Cosa abbiamo fatto e ottenuto
Il lavoro parte da marzo 2025, quando in Consiglio avevamo già denunciato la variabilità delle quote e l’assenza di una regia comunale. Le tappe principali.
Gli atti depositati
Interrogazioni e ordini del giorno depositati dal 2024 in poi: INT 500/2024, INT 347/2025 (urgente), ODG 745/2025, ODG 1019/2025, INT 518/2026 su Le Civette/San Salvi, rimasta senza risposta.
Tre articoli pubblici di approfondimento hanno ricostruito quote, disponibilità, assetti proprietari e finanziarizzazione, con scheda dati allegata:
- 2 giugno 2026 — RSA a Firenze: quote sociali variano da 52,79 a 70 euro, la situazione è peggiorata
- 3 giugno 2026 — RSA a Firenze: la RSA più cara è legata a un asset bancario
- 10 giugno 2026 — Tariffe RSA insostenibili: la Commissione 4 approva il monitoraggio permanente
Il risultato in Commissione (10 giugno 2026)
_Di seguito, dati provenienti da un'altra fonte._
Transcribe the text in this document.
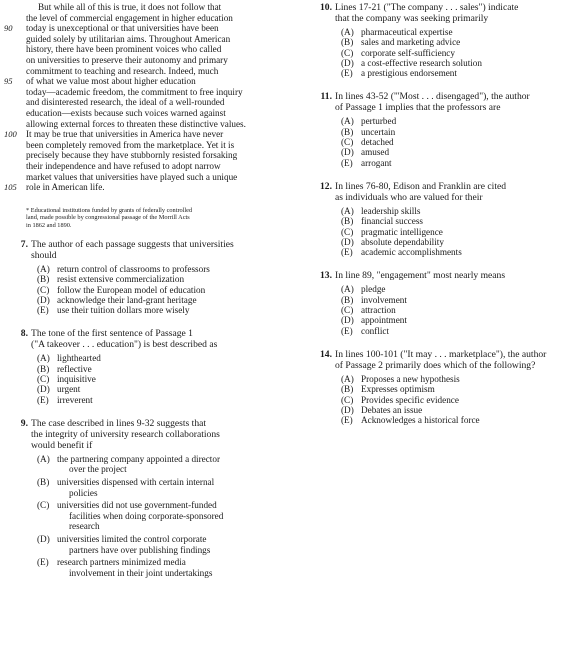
But while all of this is true, it does not follow that
the level of commercial engagement in higher education
today is unexceptional or that universities have been
90
guided solely by utilitarian aims. Throughout American
history, there have been prominent voices who called
on universities to preserve their autonomy and primary
commitment to teaching and research. Indeed, much
of what we value most about higher education
95
today—academic freedom, the commitment to free inquiry
and disinterested research, the ideal of a well-rounded
education—exists because such voices warned against
allowing external forces to threaten these distinctive values.
It may be true that universities in America have never
100
been completely removed from the marketplace. Yet it is
precisely because they have stubbornly resisted forsaking
their independence and have refused to adopt narrow
market values that universities have played such a unique
role in American life.
105
* Educational institutions funded by grants of federally controlled
land, made possible by congressional passage of the Morrill Acts
in 1862 and 1890.
7. The author of each passage suggests that universities
should
(A) return control of classrooms to professors
(B) resist extensive commercialization
(C) follow the European model of education
(D) acknowledge their land-grant heritage
(E) use their tuition dollars more wisely
8. The tone of the first sentence of Passage 1
("A takeover . . . education") is best described as
(A) lighthearted
(B) reflective
(C) inquisitive
(D) urgent
(E) irreverent
9. The case described in lines 9-32 suggests that
the integrity of university research collaborations
would benefit if
(A) the partnering company appointed a director
over the project
(B) universities dispensed with certain internal
policies
(C) universities did not use government-funded
facilities when doing corporate-sponsored
research
(D) universities limited the control corporate
partners have over publishing findings
(E) research partners minimized media
involvement in their joint undertakings
10. Lines 17-21 ("The company . . . sales") indicate
that the company was seeking primarily
(A) pharmaceutical expertise
(B) sales and marketing advice
(C) corporate self-sufficiency
(D) a cost-effective research solution
(E) a prestigious endorsement
11. In lines 43-52 ("'Most . . . disengaged"), the author
of Passage 1 implies that the professors are
(A) perturbed
(B) uncertain
(C) detached
(D) amused
(E) arrogant
12. In lines 76-80, Edison and Franklin are cited
as individuals who are valued for their
(A) leadership skills
(B) financial success
(C) pragmatic intelligence
(D) absolute dependability
(E) academic accomplishments
13. In line 89, "engagement" most nearly means
(A) pledge
(B) involvement
(C) attraction
(D) appointment
(E) conflict
14. In lines 100-101 ("It may . . . marketplace"), the author
of Passage 2 primarily does which of the following?
(A) Proposes a new hypothesis
(B) Expresses optimism
(C) Provides specific evidence
(D) Debates an issue
(E) Acknowledges a historical force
La Commissione 4 (Politiche Sociali e Salute) ha approvato all’unanimità un ordine del giorno che istituisce un monitoraggio permanente sulle RSA convenzionate, rendendo la Commissione la sede stabile di confronto verso il rinnovo delle convenzioni del 2027. È un primo passo, da trasformare in pressione concreta.
I cinque impegni che ne derivano
- Momenti informativi permanenti in Commissione con SdS, gestori e Regione.
- Riforma del regolamento della Società della Salute per la differenziazione modulare delle RSA (per esempio moduli dedicati all’Alzheimer).
- Interrogazione sulle forme contrattuali nelle RSA e sull’incidenza dei contratti scaduti da quattordici anni sugli aumenti.
- Linee guida di trasparenza su quote e criteri di accesso.
- Monitoraggio continuativo delle trasformazioni societarie dei gestori.
La nostra posizione e i prossimi passi
L’assistenza a chi non è più autosufficiente non può diventare un mercato in cui la rendita immobiliare cresce mentre le famiglie restano escluse e chi lavora resta sottopagato. Il denaro pubblico che entra in una RSA convenzionata deve tornare in cura, trasparenza e diritti — non in dividendi.
In attesa che l’ordine del giorno passi anche in Consiglio comunale, le priorità su cui ci muoviamo sono: l’interrogazione sui contratti di lavoro scaduti; la trasparenza delle graduatorie e il diritto di scegliere la struttura più vicina; il sollecito delle interrogazioni rimaste senza risposta; l’accesso agli atti sugli accordi con le strutture che superano il massimale.